Lagrange’s mean value theorem states that if a function f(x) is continuous on a closed interval [a, b] and differentiable on the open interval (a, b), then there is at least one point x=c on this interval, such that

f(b)−f(a)=f′(c)(b−a)

This theorem is also known as First Mean Value Theorem.

f(x) = x (x – 1) on [1, 2]

= x² – x

Every polynomial function is continuous everywhere on (−∞, ∞) and differentiable for all arguments.
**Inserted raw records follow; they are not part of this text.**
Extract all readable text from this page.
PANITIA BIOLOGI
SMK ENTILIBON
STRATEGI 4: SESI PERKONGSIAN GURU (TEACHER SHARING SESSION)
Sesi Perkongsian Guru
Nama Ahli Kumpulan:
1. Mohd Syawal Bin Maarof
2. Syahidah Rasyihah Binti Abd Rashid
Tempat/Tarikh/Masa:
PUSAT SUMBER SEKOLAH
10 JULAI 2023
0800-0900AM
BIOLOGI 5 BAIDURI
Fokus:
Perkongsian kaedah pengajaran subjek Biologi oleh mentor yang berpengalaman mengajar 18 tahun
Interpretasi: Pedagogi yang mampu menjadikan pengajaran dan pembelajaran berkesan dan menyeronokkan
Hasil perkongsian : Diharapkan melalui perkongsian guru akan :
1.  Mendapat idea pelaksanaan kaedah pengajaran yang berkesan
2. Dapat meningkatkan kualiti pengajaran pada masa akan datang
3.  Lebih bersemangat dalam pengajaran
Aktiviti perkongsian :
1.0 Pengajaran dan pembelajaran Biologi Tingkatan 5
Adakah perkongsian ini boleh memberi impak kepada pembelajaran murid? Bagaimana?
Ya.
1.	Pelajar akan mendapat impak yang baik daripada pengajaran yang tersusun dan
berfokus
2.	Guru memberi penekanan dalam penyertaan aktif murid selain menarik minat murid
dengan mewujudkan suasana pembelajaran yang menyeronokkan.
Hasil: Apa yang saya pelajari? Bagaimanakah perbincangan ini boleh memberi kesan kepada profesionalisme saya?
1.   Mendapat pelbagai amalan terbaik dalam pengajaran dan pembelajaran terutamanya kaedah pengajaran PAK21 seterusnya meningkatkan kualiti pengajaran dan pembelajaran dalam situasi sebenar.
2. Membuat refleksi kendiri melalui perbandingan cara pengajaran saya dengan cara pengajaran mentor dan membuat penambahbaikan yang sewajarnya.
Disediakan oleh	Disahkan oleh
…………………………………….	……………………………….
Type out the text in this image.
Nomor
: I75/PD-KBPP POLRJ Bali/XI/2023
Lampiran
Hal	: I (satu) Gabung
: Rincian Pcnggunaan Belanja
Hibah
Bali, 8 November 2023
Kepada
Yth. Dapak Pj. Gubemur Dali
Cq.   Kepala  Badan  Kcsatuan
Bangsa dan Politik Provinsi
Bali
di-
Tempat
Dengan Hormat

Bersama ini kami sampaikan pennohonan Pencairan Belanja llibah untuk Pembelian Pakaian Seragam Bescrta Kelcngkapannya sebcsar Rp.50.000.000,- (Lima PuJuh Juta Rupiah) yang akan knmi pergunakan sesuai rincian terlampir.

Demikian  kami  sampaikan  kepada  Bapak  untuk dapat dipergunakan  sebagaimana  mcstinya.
Here, f(x) is a polynomial function. So it is continuous in [1, 2] and differentiable in (1, 2). So both the necessary conditions of Lagrange’s mean value theorem is satisfied.

f(x) = x² – x

Differentiating with respect to x:

f’(x) = 2x – 1

For f’(c), put the value of x=c in f’(x):

f’(c)= 2c – 1

For f(2), put the value of x=2 in f(x):

f(2)= (2)² – 2

= 4 – 2

= 2

For f(1), put the value of x=1 in f(x):

f(1)= (1)² – 1

= 1 – 1

= 0

∴ f’(c) = f(2) – f(1)

⇒ 2c – 1 = 2 – 0

⇒ 2c = 2 + 1

⇒ 2c = 3

Hence, Lagrange’s mean value theorem is verified.